Книги во всем виноваты
Стоя у полки с книгами ловишь себя на мысли, что ты в супермаркете. И мысли-то нехорошие, мрачные. Даже если стоишь ты не в библиотеке, а у себя дома. Аналогия с магазином забитым жоревом полная.
Тут тебе и классики (Пушкин, Дюма, Аксаков), и современники (Пелевин, Липскеров), и научпоп (классная книжка «Вулканы и вулканизм»), и что-нибудь поувесистее, чтоб «мозгами пожевать» (Лотман, Сорокин, который не Владимир-писатель, а тот что Питирим-социолог).
Книги на все вкусы. И стоишь, мучаешься, не имея сил сделать выбор. Вроде всё интересно. Но и ничего не хочется читать. Потому что… Пушкина все знают, Пелевина слишком много читал в свое время, к вулканам как-то равнодушен сегодня, а Питирим Сорокин слишком сложен, если щеки не надувать, а быть самим собой…
И никто не поможет. Это не магазин, где окрик продавщицы в колбасном отделе: «Ну, мужчина, что выбрали?» заставляет покупать. Здесь тихо. Только кошка трется у ног, намекая на обед. В детстве такого не наблюдалось – все книги были интересны, в магазинах колбасу продавали только двух сортов.
Неужели моё привередливое отношение к литературе – возрастное? Или все-таки дело в том, что от обилия альтернатив мы в какой-то момент начинаем, пусть на время, теряться?

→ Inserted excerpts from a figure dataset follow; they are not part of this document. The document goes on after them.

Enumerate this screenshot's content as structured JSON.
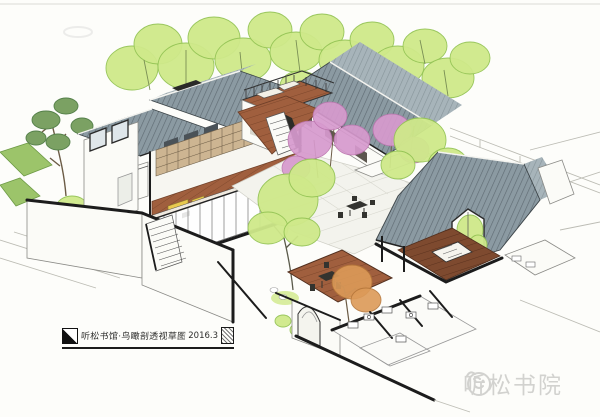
{
  "annotation": {
    "title": "听松书馆·鸟瞰剖透视草图",
    "date": "2016.3"
  },
  "watermark": {
    "brand": "听松书院"
  },
  "icons": {
    "title_logo": "diagonal-split-square",
    "title_seal": "carved-seal-stamp",
    "brand_logo": "tingsong-face-logo"
  },
  "colors": {
    "paper": "#fdfdfa",
    "ink": "#1c1c1c",
    "roof": "#8b9aa2",
    "roof-light": "#a7b4ba",
    "leaf": "#cfe98a",
    "leaf-stroke": "#94c455",
    "pine": "#7ba163",
    "blossom": "#d79ace",
    "blossom-stroke": "#bb74ae",
    "wood": "#a05f3e",
    "wood-dark": "#7e4a2f",
    "autumn": "#dc9a58",
    "paving": "#f3f3ed",
    "paving-line": "#d9d9d0",
    "wall-line": "#8a8a86",
    "furniture": "#33332f",
    "sofa": "#e9c94f",
    "watermark": "#d2d2cf",
    "pencil": "#bcbcb4"
  }
}
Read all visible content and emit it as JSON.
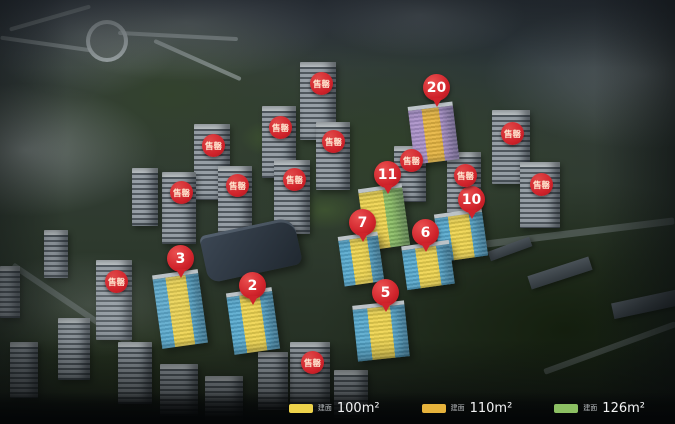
{
  "palette": {
    "red": "#d0232b",
    "yellow": "#eed34b",
    "orange": "#e6b33c",
    "green": "#8cc063",
    "blue": "#55a8cd",
    "purple": "#a98fc7",
    "badgeText": "#ffe6d0"
  },
  "markers": {
    "sold_out_label": "售罄",
    "pins": [
      {
        "label": "20"
      },
      {
        "label": "11"
      },
      {
        "label": "10"
      },
      {
        "label": "7"
      },
      {
        "label": "6"
      },
      {
        "label": "5"
      },
      {
        "label": "3"
      },
      {
        "label": "2"
      }
    ]
  },
  "legend": {
    "area_prefix": "建面",
    "items": [
      {
        "label": "100m²",
        "color_key": "yellow"
      },
      {
        "label": "110m²",
        "color_key": "orange"
      },
      {
        "label": "126m²",
        "color_key": "green"
      }
    ]
  }
}
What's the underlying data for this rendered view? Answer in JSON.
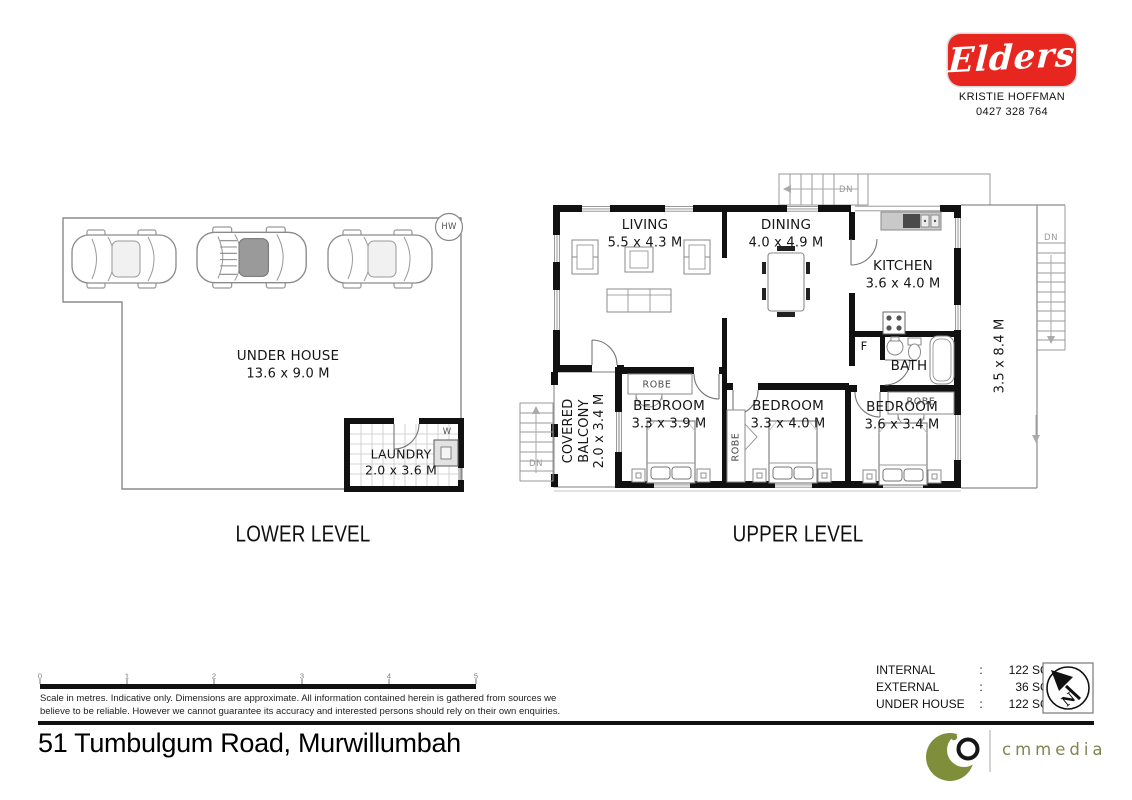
{
  "agent": {
    "brand": "Elders",
    "name": "KRISTIE HOFFMAN",
    "phone": "0427 328 764"
  },
  "address": "51 Tumbulgum Road, Murwillumbah",
  "levels": {
    "lower": "LOWER LEVEL",
    "upper": "UPPER LEVEL"
  },
  "lower": {
    "under_house": {
      "name": "UNDER HOUSE",
      "dims": "13.6 x 9.0 M"
    },
    "laundry": {
      "name": "LAUNDRY",
      "dims": "2.0 x 3.6 M"
    },
    "hot_water": "HW",
    "washer": "W"
  },
  "upper": {
    "living": {
      "name": "LIVING",
      "dims": "5.5 x 4.3 M"
    },
    "dining": {
      "name": "DINING",
      "dims": "4.0 x 4.9 M"
    },
    "kitchen": {
      "name": "KITCHEN",
      "dims": "3.6 x 4.0 M"
    },
    "bath": {
      "name": "BATH"
    },
    "fridge": "F",
    "bed1": {
      "name": "BEDROOM",
      "dims": "3.3 x 3.9 M"
    },
    "bed2": {
      "name": "BEDROOM",
      "dims": "3.3 x 4.0 M"
    },
    "bed3": {
      "name": "BEDROOM",
      "dims": "3.6 x 3.4 M"
    },
    "balcony": {
      "line1": "COVERED",
      "line2": "BALCONY",
      "dims": "2.0 x 3.4 M"
    },
    "deck_dims": "3.5 x 8.4 M",
    "robe": "ROBE",
    "down": "DN"
  },
  "scale": {
    "ticks": [
      "0",
      "1",
      "2",
      "3",
      "4",
      "5"
    ],
    "note1": "Scale in metres.  Indicative only.  Dimensions are approximate.  All information contained herein is gathered from sources we",
    "note2": "believe to be reliable.  However we cannot guarantee its accuracy and interested persons should rely on their own enquiries."
  },
  "areas": {
    "colon": ":",
    "rows": [
      {
        "label": "INTERNAL",
        "value": "122 SQ.M."
      },
      {
        "label": "EXTERNAL",
        "value": "36 SQ.M."
      },
      {
        "label": "UNDER HOUSE",
        "value": "122 SQ.M."
      }
    ]
  },
  "compass": {
    "north": "N"
  },
  "media": {
    "logo_text": "cmmedia"
  },
  "colors": {
    "brand_red": "#E6261F",
    "logo_olive": "#7F8E3B"
  }
}
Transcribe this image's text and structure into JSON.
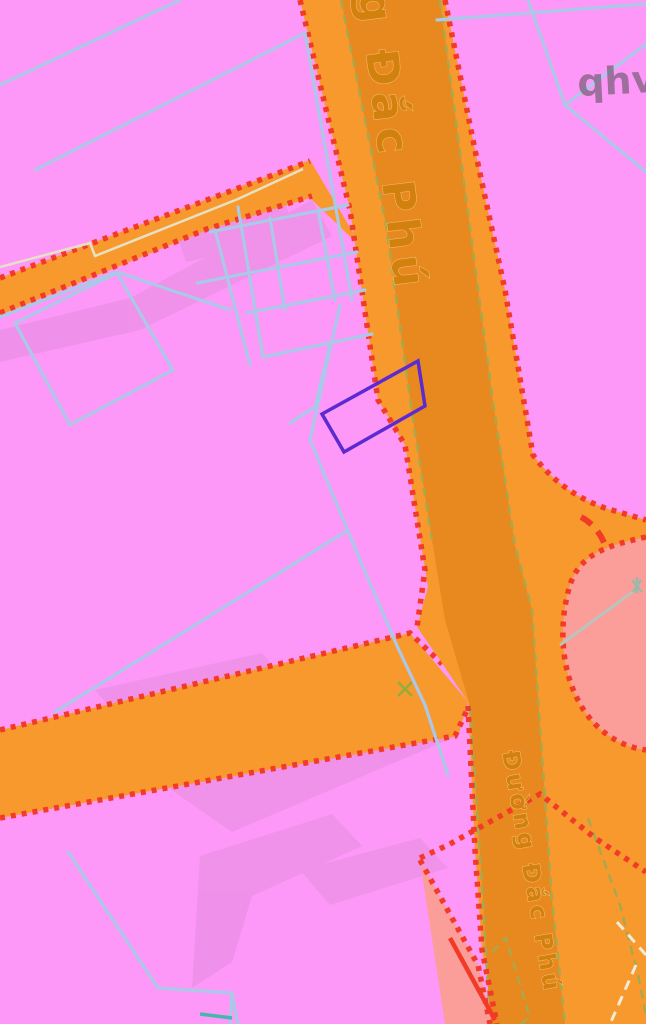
{
  "map": {
    "kind": "zoning-cadastral-map",
    "street_labels": {
      "upper": "Đường Đắc Phú",
      "lower": "Đường Đắc Phú"
    },
    "corner_text": "qhv",
    "selected_parcel": {
      "points": "418,361 425,406 344,452 322,414",
      "outline": "#5b2bd0"
    },
    "colors": {
      "zone_pink": "#fd98f8",
      "zone_orange": "#f8992e",
      "road_core": "#e8891f",
      "zone_salmon": "#fb9d98",
      "boundary_red": "#f23a28",
      "parcel_line_blue": "#abc8e8",
      "lot_line_olive": "#a9a84c",
      "lot_line_cream": "#f2ecd4",
      "pale_road_line": "#e6e0c4",
      "label_orange": "#d2810f",
      "corner_text_color": "#645564",
      "watermark_pink": "#d583cf",
      "teal_mark": "#46b6ae"
    }
  }
}
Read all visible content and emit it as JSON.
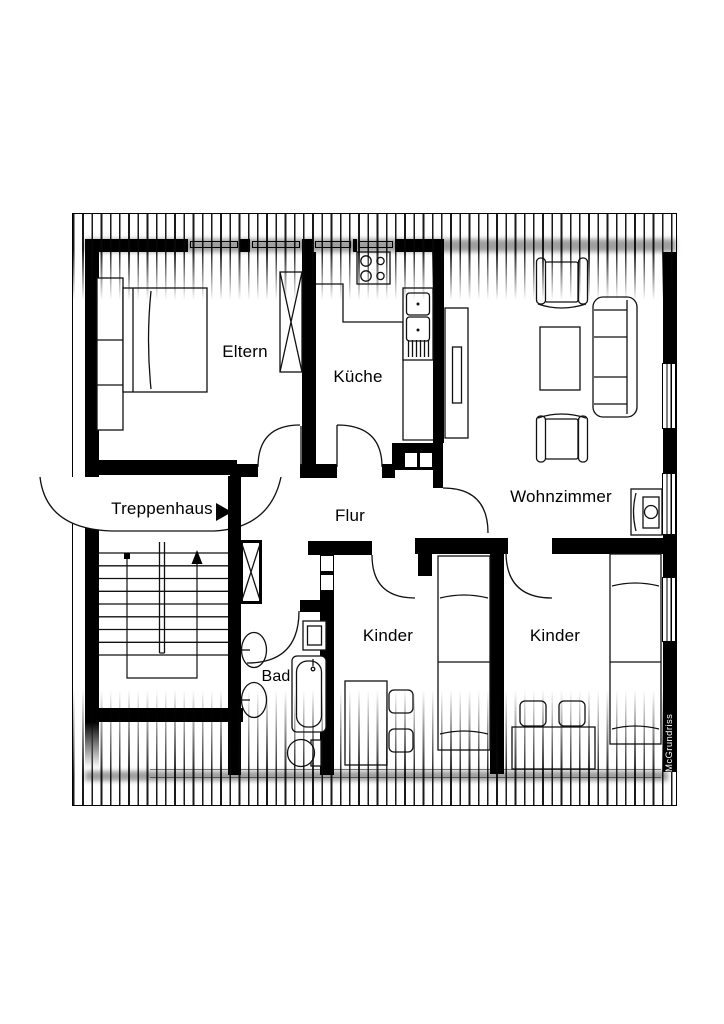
{
  "plan": {
    "rooms": {
      "eltern": "Eltern",
      "kueche": "Küche",
      "wohnzimmer": "Wohnzimmer",
      "treppenhaus": "Treppenhaus",
      "flur": "Flur",
      "kinder_left": "Kinder",
      "kinder_right": "Kinder",
      "bad": "Bad"
    },
    "credit": "McGrundriss",
    "colors": {
      "wall": "#000000",
      "line": "#111111",
      "paper": "#ffffff"
    }
  }
}
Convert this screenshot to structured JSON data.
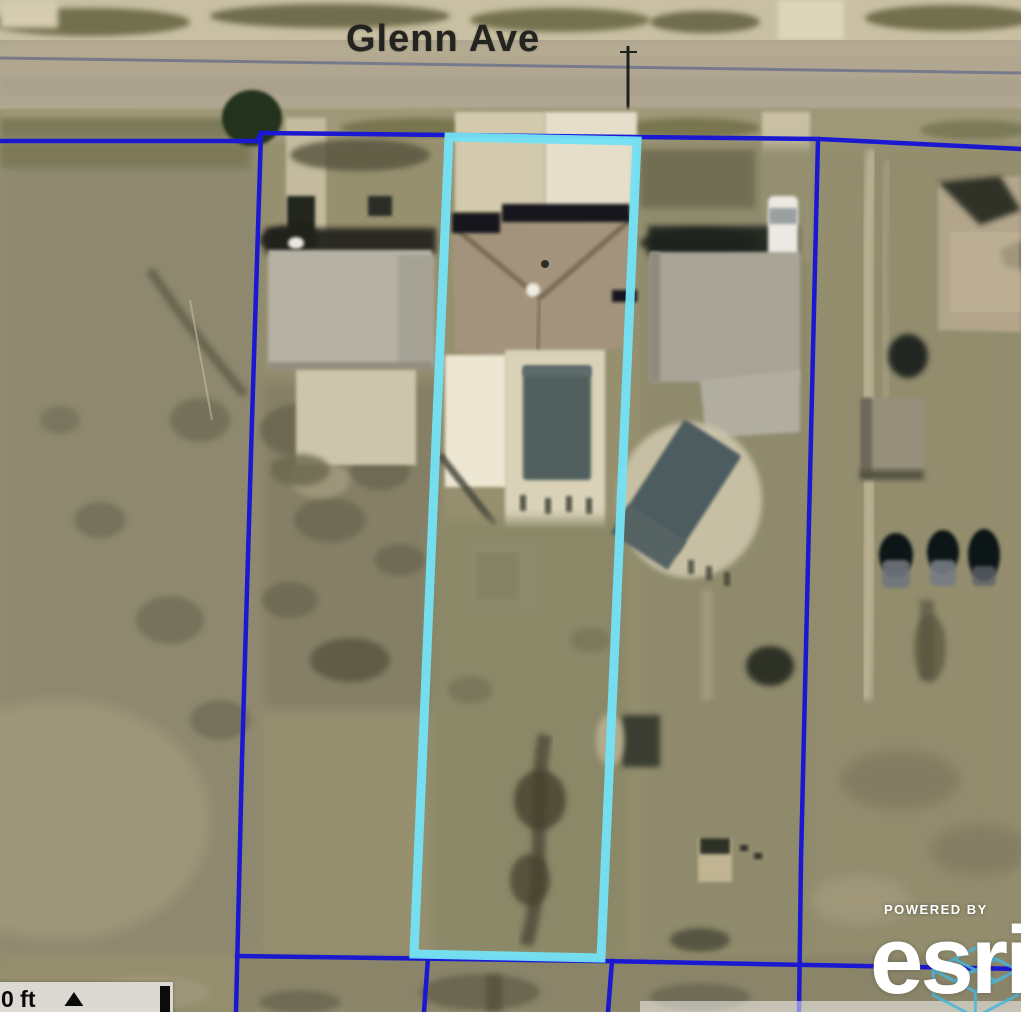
{
  "map": {
    "street_label": "Glenn Ave",
    "scalebar": {
      "label": "0 ft"
    },
    "attribution": {
      "powered_by": "POWERED BY",
      "logo": "esri"
    },
    "icons": {
      "up_triangle": "▲"
    },
    "colors": {
      "parcel_line": "#1b18d2",
      "selected_parcel": "#74e1f4",
      "street_centerline": "#6d7288",
      "street_label": "#23231f",
      "scalebar_bg": "#dcd9d3",
      "scalebar_fg": "#0a0a0a",
      "attribution_fg": "#ffffff",
      "esri_globe": "#49b8dd"
    }
  }
}
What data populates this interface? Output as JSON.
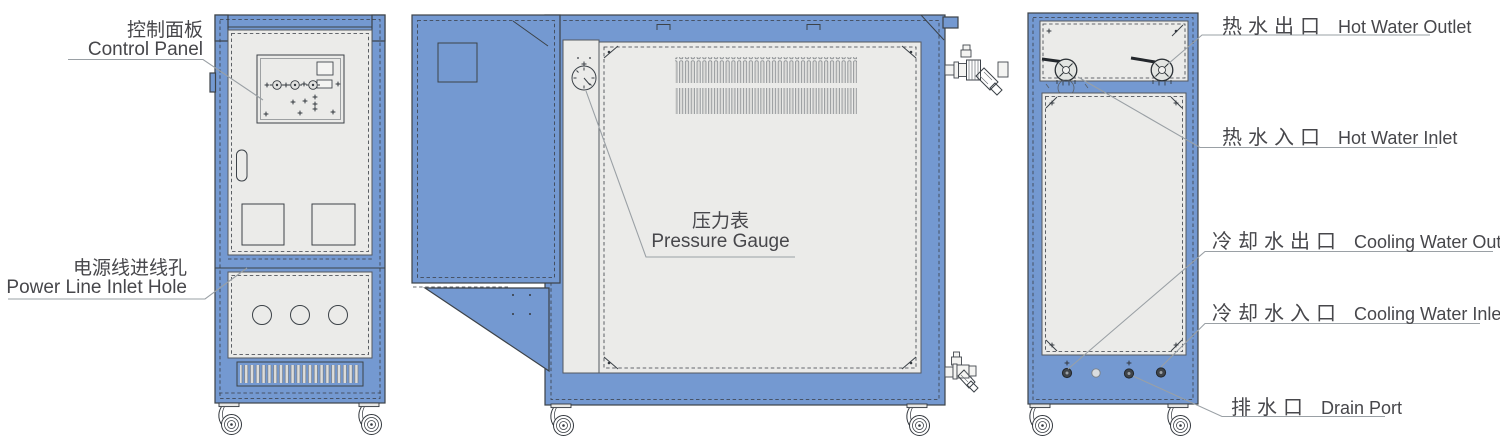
{
  "diagram": {
    "labels": {
      "control_panel": {
        "zh": "控制面板",
        "en": "Control Panel"
      },
      "power_line_inlet_hole": {
        "zh": "电源线进线孔",
        "en": "Power Line Inlet Hole"
      },
      "pressure_gauge": {
        "zh": "压力表",
        "en": "Pressure Gauge"
      },
      "hot_water_outlet": {
        "zh": "热水出口",
        "en": "Hot Water Outlet"
      },
      "hot_water_inlet": {
        "zh": "热水入口",
        "en": "Hot Water Inlet"
      },
      "cooling_water_outlet": {
        "zh": "冷却水出口",
        "en": "Cooling Water Outlet"
      },
      "cooling_water_inlet": {
        "zh": "冷却水入口",
        "en": "Cooling Water Inlet"
      },
      "drain_port": {
        "zh": "排水口",
        "en": "Drain Port"
      }
    },
    "colors": {
      "machine_blue": "#7499d1",
      "panel_gray": "#ebebe9",
      "line_dark": "#3c4248",
      "label_text": "#47474b",
      "leader_gray": "#9aa0a5"
    }
  }
}
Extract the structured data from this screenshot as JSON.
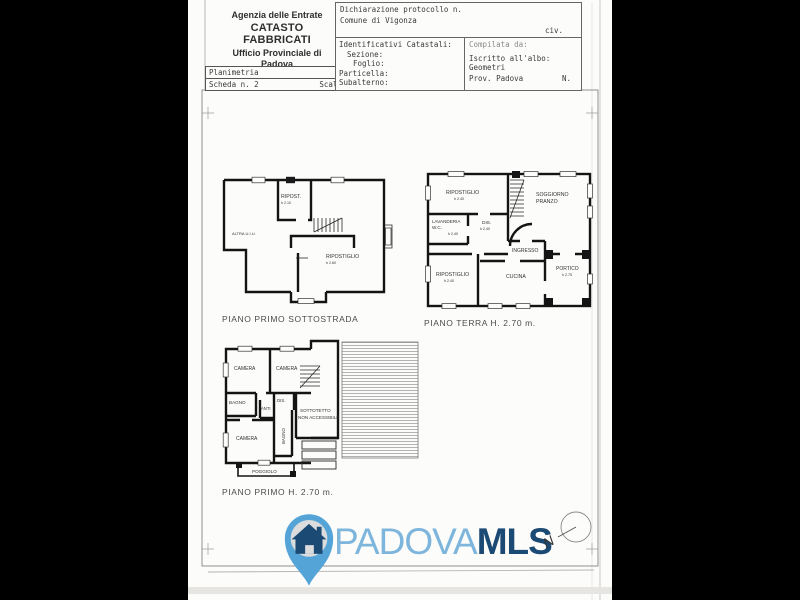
{
  "header": {
    "agency": {
      "line1": "Agenzia delle Entrate",
      "line2": "CATASTO FABBRICATI",
      "line3": "Ufficio Provinciale di",
      "line4": "Padova"
    },
    "planimetria": {
      "title": "Planimetria",
      "scheda": "Scheda n. 2",
      "scala": "Scala 1:200"
    },
    "declaration": {
      "protocol": "Dichiarazione protocollo n.",
      "comune": "Comune di Vigonza",
      "civ": "civ."
    },
    "catastali": {
      "title": "Identificativi Catastali:",
      "fields": [
        "Sezione:",
        "Foglio:",
        "Particella:",
        "Subalterno:"
      ]
    },
    "compiler": {
      "compilata": "Compilata da:",
      "albo": "Iscritto all'albo:",
      "albo_value": "Geometri",
      "prov": "Prov. Padova",
      "n": "N."
    }
  },
  "plans": [
    {
      "caption": "PIANO PRIMO SOTTOSTRADA",
      "rooms": [
        {
          "line1": "RIPOST.",
          "h": "h 2.10"
        },
        {
          "line1": "ALTRA U.I.U."
        },
        {
          "line1": "RIPOSTIGLIO",
          "h": "h 2.60"
        }
      ]
    },
    {
      "caption": "PIANO TERRA H. 2.70 m.",
      "rooms": [
        {
          "line1": "RIPOSTIGLIO",
          "h": "h 2.40"
        },
        {
          "line1": "SOGGIORNO",
          "line2": "PRANZO"
        },
        {
          "line1": "LAVANDERIA",
          "line2": "W.C.",
          "h": "h 2.40"
        },
        {
          "line1": "DIS.",
          "h": "h 2.40"
        },
        {
          "line1": "INGRESSO"
        },
        {
          "line1": "RIPOSTIGLIO",
          "h": "h 2.40"
        },
        {
          "line1": "CUCINA"
        },
        {
          "line1": "PORTICO",
          "h": "h 2.75"
        }
      ]
    },
    {
      "caption": "PIANO PRIMO H. 2.70 m.",
      "rooms": [
        {
          "line1": "CAMERA"
        },
        {
          "line1": "CAMERA"
        },
        {
          "line1": "BAGNO"
        },
        {
          "line1": "DIS."
        },
        {
          "line1": "ANTI"
        },
        {
          "line1": "CAMERA"
        },
        {
          "line1": "BAGNO"
        },
        {
          "line1": "SOTTOTETTO",
          "line2": "NON ACCESSIBILE"
        },
        {
          "line1": "POGGIOLO"
        }
      ]
    }
  ],
  "footer": {
    "brand_first": "PADOVA",
    "brand_second": "MLS",
    "compass_letter": "N"
  },
  "colors": {
    "brand_light": "#7db5dc",
    "brand_dark": "#1b4a74",
    "pin_blue": "#54a4d8"
  }
}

Так ведь было не всегда – мир меняется. Стали читать меньше. А писать больше, и хуже. Писать хуже из-за того, что меньше читают. И обратный процесс идет: читают меньше, потому что хуже пишут.
А может и надо читать меньше? Вот в средние века вообще книги к полкам приковывали – вон как народ к литературе тянулся. Читали мало, а книги любили до самозабвения, до костра и ямы в тюрьме.
Да и в книгах ли дело? Недавно мне пришла мысль, что вообще слово как-то от книг не зависит. Мысль эта пришла на постоянной выставке, которая располагается в новгородском просветительском центре «Сретение в Антонове». В зале развешаны фотокопии средневековых миниатюр, даже столик монастырского писца оборудован. И идя от него в обратном хронологическом порядке вдоль стены я увидел: страницы старопечатных книг, экспозицию посвященную первопечатнику Ивану Федорову, рукописные книги, берестяные грамоты, Новгородскую псалтырь на воске… А дальше..? А дальше по инерции должны быть еще какие-то книги. Но их не было! Лишь репродукция картины какого-то художника-передвижника «Монастырский летописец».
И понял я, что книги были и до станка, изобретенного Иоганном Гутенбергом, и до псалтыри на воске, и даже раньше – в устах сказителей. И даже раньше – в мыслях первопредков. И даже раньше – в артефактах природы, разлитые невидимым кодом в ДНК, в частицах вплоть до кварк-глюонной плазмы и струн. Может, в том числе, это имелось ввиду богословами, когда утверждали «И слово было Бог»?
Но вернемся в наше время. Проблема «как не потонуть в море информации», из которой и вытекает проблема выбора книги, на самом деле решается просто – лодкой и маяком. То есть хорошей образовательной базой, просто не дающей права читать плохие книги, и идейными ориентирами.